After some research, I found a Microsoft technet post which pointed me in the right direction. Long story short, it turned out to be a bug in open-iscsi which was caused by the underlying block size being incorrectly set to 1280. After some investigating, I discovered this bug was fixed in the scsi driver for Linux 4.17 and above. As you may recall, I was using Linux 4.15.
At first, I was just going to update the kernel to 4.17. But then I discovered that Ubuntu has what’s called a Hardware Enablement stack, which allows you to keep your current version of Ubuntu, but upgrade the kernel and hardware information to a later release. You can find the instructions for your LTS release here.
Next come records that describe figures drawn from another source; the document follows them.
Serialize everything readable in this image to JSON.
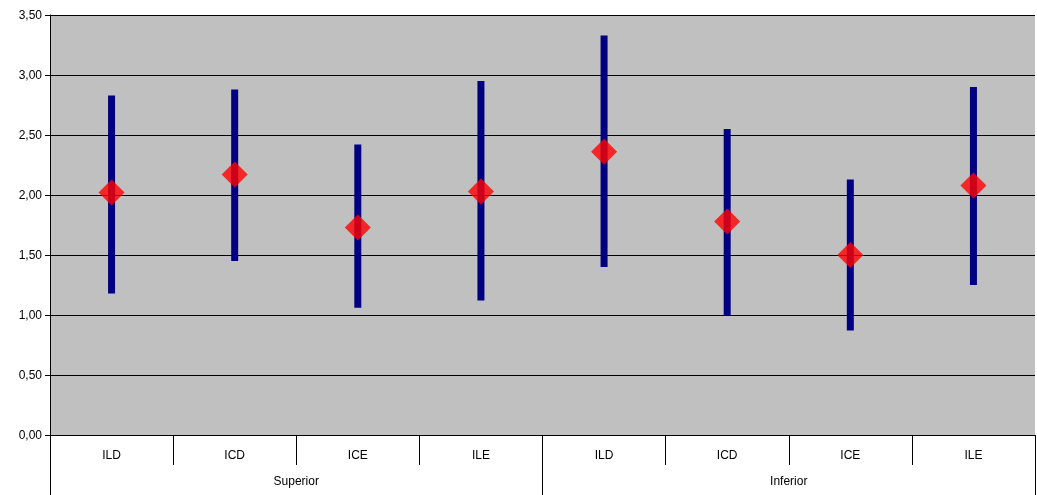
{
  "chart_data": {
    "type": "scatter",
    "categories": [
      "ILD",
      "ICD",
      "ICE",
      "ILE",
      "ILD",
      "ICD",
      "ICE",
      "ILE"
    ],
    "values": [
      2.02,
      2.17,
      1.73,
      2.03,
      2.36,
      1.78,
      1.5,
      2.08
    ],
    "errors": [
      [
        1.18,
        2.83
      ],
      [
        1.45,
        2.88
      ],
      [
        1.06,
        2.42
      ],
      [
        1.12,
        2.95
      ],
      [
        1.4,
        3.33
      ],
      [
        1.0,
        2.55
      ],
      [
        0.87,
        2.13
      ],
      [
        1.25,
        2.9
      ]
    ],
    "color": "#ff0000",
    "marker": "diamond",
    "grid": "y",
    "ylim": [
      0,
      3.5
    ],
    "yticks": [
      {
        "value": 0,
        "label": "0,00"
      },
      {
        "value": 0.5,
        "label": "0,50"
      },
      {
        "value": 1,
        "label": "1,00"
      },
      {
        "value": 1.5,
        "label": "1,50"
      },
      {
        "value": 2,
        "label": "2,00"
      },
      {
        "value": 2.5,
        "label": "2,50"
      },
      {
        "value": 3,
        "label": "3,00"
      },
      {
        "value": 3.5,
        "label": "3,50"
      }
    ],
    "annotations": [
      "Superior",
      "Inferior"
    ]
  }
}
So I ran the command, rebooted, confirmed the new kernel was in-place, and ran my throughput tests again:
zrasco@zlubuntu-test:/mnt$ sudo apt-get install --install-recommends linux-generic-hwe-18.04
...
zrasco@zlubuntu-test:/mnt$ sudo reboot
...
zrasco@zlubuntu-test:/mnt$ uname -rs
Linux 5.4.0-47-generic
zrasco@zlubuntu-test:/mnt$ dd if=/dev/zero of=./test1.img bs=128MB count=30 oflag=dsync status=progress
3840000000 bytes (3.8 GB, 3.6 GiB) copied, 37 s, 104 MB/s
30+0 records in
30+0 records out
3840000000 bytes (3.8 GB, 3.6 GiB) copied, 37.0255 s, 104 MB/s
zrasco@zlubuntu-test:/mnt$
It worked! I ran a few other tests to make sure my other stuff was up and running, and it all looks good so far. Obviously, upgrading the kernel up a major release and all the associated hardware info along with it isn’t without risk, but in my case, i did resolve my issue.
Thanks for reading and hope you found this helpful.